Mais plus encore, depuis quelques mois, les internautes ne se contentent plus de diffuser sur Justin leurs propres programmes, mais ceux des chaines payantes qu’ils reçoivent sur leurs téléviseurs ! Ainsi, tous les matchs, de football, de tennis, de basket, tous les films des chaines payantes du monde entier de HBO à Canal plus, sont accessibles gratuitement sur Justin. En détournant pour un usage public les programmes des chaines payantes, les internautes portent atteinte aux contrats d’exclusivité en vigueur. Mais, le site, lui n’est pas plus coupable qu’un fournisseur d’accès et s’engage , comme Youtube ou Dailymotion, à retirer les contenus illégaux en cas de réclamation. Mais comment le faire quand plus de 500 000 chaînes diffusent en même temps sans prévenir des programme en direct ? De plus, la diffusion en direct sur internet, le streaming, n’est pas illégal, et même la loi Hadopi ne le condamne pas.
Les télévisions payantes ne pourront survivre que si elles obtiennent de sites comme Justin de payer des amendes pour violation des contrats d’exclusivité. Et c’est bien difficile. Si elles ne l’obtiennent pas, elles paieront moins cher des exclusivités qui n’en seront plus. C’est toute l’économie du sport et du cinéma qui sera remise en cause. Ne deviendra vraiment rémunérable que le spectacle vivant, et non sa diffusion, qui devra vivre de la publicité ou d’une redevance globale payée par les fournisseurs d’accès, encore une fois principaux bénéficiaires de cette manne technologique.
Encore une fois, la musique aura annoncé une mutation radicale de notre mode d’organisation culturelle. Et ceux qui veulent défendre les intérêts des artistes devraient comprendre qu’ils ont tout à perdre à s’accrocher à une dérisoire ligne Maginot. Et tout à gagner à profiter des formidables potentialités que leur ouvrent, une nouvelle fois dans leur histoire, les progrès de la science et de la technique. A eux de savoir y donner un sens, d’en faire un art. Après tout, c’est leur seul métier. En tout cas, cela devrait l’etre.

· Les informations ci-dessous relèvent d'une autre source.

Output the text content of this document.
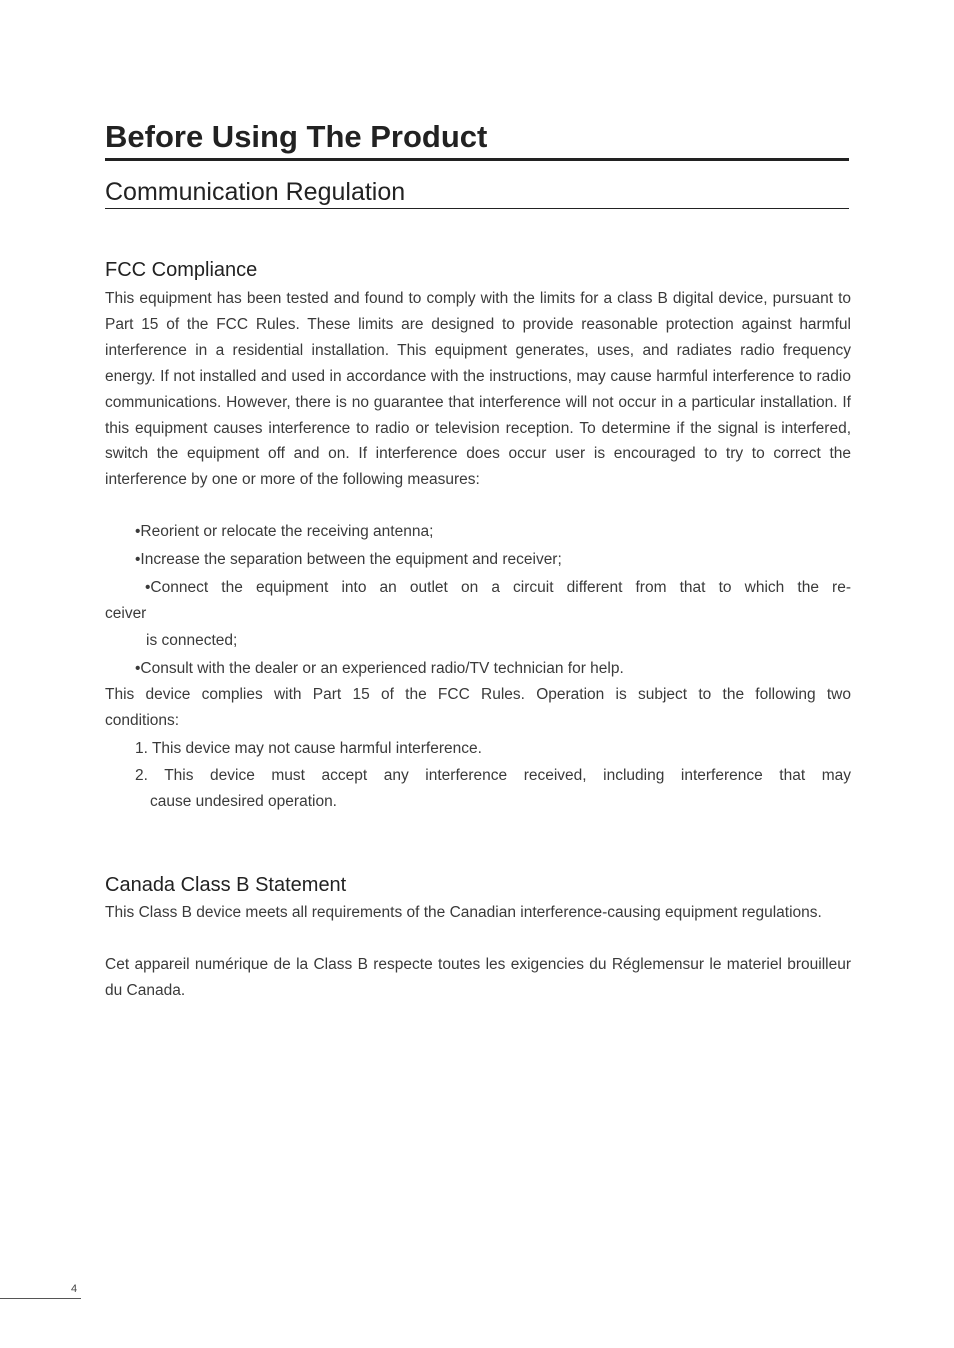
Before Using The Product
Communication Regulation
FCC Compliance

This equipment has been tested and found to comply with the limits for a class B digital device, pursuant to Part 15 of the FCC Rules. These limits are designed to provide reasonable protection against harmful interference in a residential installation. This equipment generates, uses, and radiates radio frequency energy. If not installed and used in accordance with the instructions, may cause harmful interference to radio communications. However, there is no guarantee that interference will not occur in a particular installation. If this equipment causes interference to radio or television reception. To determine if the signal is interfered, switch the equipment off and on. If interference does occur user is encouraged to try to correct the interference by one or more of the following measures:

•Reorient or relocate the receiving antenna;

•Increase the separation between the equipment and receiver;

•Connect the equipment into an outlet on a circuit different from that to which the re-

ceiver

is connected;

•Consult with the dealer or an experienced radio/TV technician for help.

This device complies with Part 15 of the FCC Rules. Operation is subject to the following two

conditions:

1. This device may not cause harmful interference.

2. This device must accept any interference received, including interference that may

cause undesired operation.

Canada Class B Statement

This Class B device meets all requirements of the Canadian interference-causing equipment regulations.

Cet appareil numérique de la Class B respecte toutes les exigencies du Réglemensur le materiel brouilleur du Canada.

4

Et il existe mille facon de tirer parti de ces univers nouveaux. Bien des arts nouveaux peuvent naitre , par exemple grâce à Justin, et on trouvera toujours les moyens de rémunérer les artistes, s’ils sont vraiment créateurs . Mais s’ils ne s’en préoccupent pas, s’ils tentent seulement de retarder les évolutions, de s’accrocher à des formes anciennes d’art et de rémunérations, ces évolutions auront lieu, sans eux, et ils n’auront plus à se partager que les miettes d’un festin dont d’autres, (qui auront prétendu le refuser et qui auront laissé croire qu’ils se battent à leurs cotés ), se seront déjà partagés l’essentiel.